Australia produces a diverse range of Sparkling wines and has a history well steeped in great bubbly. Before the boom in Australian table wines, much of the wine produced here was Sparkling or Fortified. While sales of fortified wines are in decline, sales of Australian Sparkling wine are a rising category. The most prolific trailblazer in Australian Sparkling was Colin Preece, who made wines for Seppelt in the Great Western region of Victoria mid last century. Colin’s attention to quality and detail created a demand for Australian Sparkling wines that has grown rapidly over time. Many of his wines made over half a century ago are still drinking well today. In the 21st century, Dr Tony Jordan at Domaine Chandon and Ed Carr at Constellation/Hardys are leading the way, producing exceptional Australian Sparkling wines.

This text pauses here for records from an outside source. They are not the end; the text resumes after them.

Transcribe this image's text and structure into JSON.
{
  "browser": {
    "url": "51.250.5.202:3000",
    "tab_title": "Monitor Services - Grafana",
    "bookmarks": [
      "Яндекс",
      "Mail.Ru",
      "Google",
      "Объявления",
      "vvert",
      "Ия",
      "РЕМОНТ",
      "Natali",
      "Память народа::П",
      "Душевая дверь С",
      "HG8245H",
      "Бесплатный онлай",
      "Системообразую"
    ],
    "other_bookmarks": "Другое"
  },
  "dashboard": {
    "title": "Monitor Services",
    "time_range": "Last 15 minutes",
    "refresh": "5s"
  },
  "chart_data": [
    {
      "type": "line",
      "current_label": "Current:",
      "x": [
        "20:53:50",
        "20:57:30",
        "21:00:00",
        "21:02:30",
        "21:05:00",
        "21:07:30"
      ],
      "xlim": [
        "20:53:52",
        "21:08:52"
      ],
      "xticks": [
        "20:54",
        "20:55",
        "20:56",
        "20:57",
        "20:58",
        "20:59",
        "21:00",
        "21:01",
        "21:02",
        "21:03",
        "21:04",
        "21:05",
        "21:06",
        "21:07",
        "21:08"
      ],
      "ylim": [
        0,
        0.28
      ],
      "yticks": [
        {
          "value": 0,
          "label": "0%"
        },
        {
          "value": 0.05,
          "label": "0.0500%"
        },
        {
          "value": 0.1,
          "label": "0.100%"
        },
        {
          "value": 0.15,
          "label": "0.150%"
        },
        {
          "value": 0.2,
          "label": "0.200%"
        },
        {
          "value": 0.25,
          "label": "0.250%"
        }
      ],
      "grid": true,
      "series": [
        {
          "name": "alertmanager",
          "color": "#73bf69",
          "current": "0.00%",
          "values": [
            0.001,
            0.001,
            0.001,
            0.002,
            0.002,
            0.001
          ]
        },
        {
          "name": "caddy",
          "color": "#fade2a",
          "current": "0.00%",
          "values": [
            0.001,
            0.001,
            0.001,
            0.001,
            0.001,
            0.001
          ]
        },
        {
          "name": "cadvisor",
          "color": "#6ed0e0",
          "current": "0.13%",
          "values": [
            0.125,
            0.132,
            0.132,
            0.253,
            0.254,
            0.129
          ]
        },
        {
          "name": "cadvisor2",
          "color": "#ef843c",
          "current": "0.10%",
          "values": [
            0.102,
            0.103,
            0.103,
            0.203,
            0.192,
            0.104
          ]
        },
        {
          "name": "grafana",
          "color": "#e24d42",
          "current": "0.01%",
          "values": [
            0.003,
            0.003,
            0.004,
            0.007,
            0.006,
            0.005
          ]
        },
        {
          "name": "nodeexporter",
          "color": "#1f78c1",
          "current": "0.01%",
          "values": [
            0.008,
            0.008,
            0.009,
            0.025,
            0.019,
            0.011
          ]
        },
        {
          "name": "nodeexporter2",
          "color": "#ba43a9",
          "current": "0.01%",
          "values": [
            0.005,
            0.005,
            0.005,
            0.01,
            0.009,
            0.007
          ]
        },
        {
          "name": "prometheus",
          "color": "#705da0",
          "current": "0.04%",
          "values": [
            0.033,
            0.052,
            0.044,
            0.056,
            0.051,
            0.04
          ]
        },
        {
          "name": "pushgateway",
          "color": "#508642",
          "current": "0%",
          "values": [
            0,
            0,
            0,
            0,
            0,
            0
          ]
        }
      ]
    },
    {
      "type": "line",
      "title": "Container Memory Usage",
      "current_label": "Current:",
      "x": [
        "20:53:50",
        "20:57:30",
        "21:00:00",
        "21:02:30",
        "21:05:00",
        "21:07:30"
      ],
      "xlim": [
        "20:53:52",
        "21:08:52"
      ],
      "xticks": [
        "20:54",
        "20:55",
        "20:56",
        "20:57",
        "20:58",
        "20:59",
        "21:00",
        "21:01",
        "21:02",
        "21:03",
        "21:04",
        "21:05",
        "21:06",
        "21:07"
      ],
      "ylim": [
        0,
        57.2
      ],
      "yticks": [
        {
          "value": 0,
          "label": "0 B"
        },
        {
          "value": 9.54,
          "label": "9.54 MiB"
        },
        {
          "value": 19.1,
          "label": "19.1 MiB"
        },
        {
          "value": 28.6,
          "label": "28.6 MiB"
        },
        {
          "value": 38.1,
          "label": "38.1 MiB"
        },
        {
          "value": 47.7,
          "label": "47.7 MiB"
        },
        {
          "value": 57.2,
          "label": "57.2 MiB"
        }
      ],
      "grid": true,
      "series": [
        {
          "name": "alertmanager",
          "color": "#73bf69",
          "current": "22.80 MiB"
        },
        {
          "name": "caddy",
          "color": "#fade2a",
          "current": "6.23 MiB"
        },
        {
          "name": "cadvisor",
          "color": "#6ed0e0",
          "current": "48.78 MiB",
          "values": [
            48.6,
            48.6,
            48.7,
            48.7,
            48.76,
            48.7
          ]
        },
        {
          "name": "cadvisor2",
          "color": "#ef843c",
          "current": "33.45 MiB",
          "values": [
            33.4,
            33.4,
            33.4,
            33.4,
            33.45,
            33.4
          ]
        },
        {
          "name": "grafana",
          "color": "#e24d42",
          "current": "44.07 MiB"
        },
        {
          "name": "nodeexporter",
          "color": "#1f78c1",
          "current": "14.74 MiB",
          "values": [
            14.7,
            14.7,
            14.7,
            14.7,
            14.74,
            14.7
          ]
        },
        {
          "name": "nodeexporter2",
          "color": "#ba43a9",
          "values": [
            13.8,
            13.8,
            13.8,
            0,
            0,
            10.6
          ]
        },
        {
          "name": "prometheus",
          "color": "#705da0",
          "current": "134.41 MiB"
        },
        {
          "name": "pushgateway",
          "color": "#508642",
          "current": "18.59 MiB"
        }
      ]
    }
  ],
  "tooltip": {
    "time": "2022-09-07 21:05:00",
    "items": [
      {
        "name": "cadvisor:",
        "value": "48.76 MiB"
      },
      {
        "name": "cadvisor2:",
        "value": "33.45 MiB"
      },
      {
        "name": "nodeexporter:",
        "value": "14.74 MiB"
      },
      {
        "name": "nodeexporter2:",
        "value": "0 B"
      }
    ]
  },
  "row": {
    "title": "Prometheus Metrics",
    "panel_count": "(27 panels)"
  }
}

Apart from Sparkling Reds, the finest Australian Sparkling wines are made from the classic Champagne grape varieties, mostly Chardonnay and Pinot Noir.
The cool regions provide the best base wines, which are usually picked early with high levels of acidity. With our broad climate spectrum we boast a range of Sparkling wine styles from the ultra-fine Tasmanian Sparkling wine to the more robust Victorian and New South Wales examples.
The finest Sparkling wine in the world is Champagne, which is only made from three varieties; Chardonnay, Pinot Noir and Pinot Meunier that are grown within the Champagne region in northern France. Here the cool climate and chalky soils produce wines with delicate fruit flavours with extremely high levels of natural acidity that are ideal for the production of Sparkling wines with great finesse. To ensure its quality standards remain high, the production of Champagne is highly regulated. The fruit must be grown within the region, strict yields must be adhered to and Champagne must be made using the tradition method. That means that Champagne is always sold in the same bottle in which it undergoes its secondary fermentation. Non-Vintage (U) Champagne must spend a minimum of 15 months on lees. In the best years Vintage Champagne might be released, and this must spend at least 3 years on lees.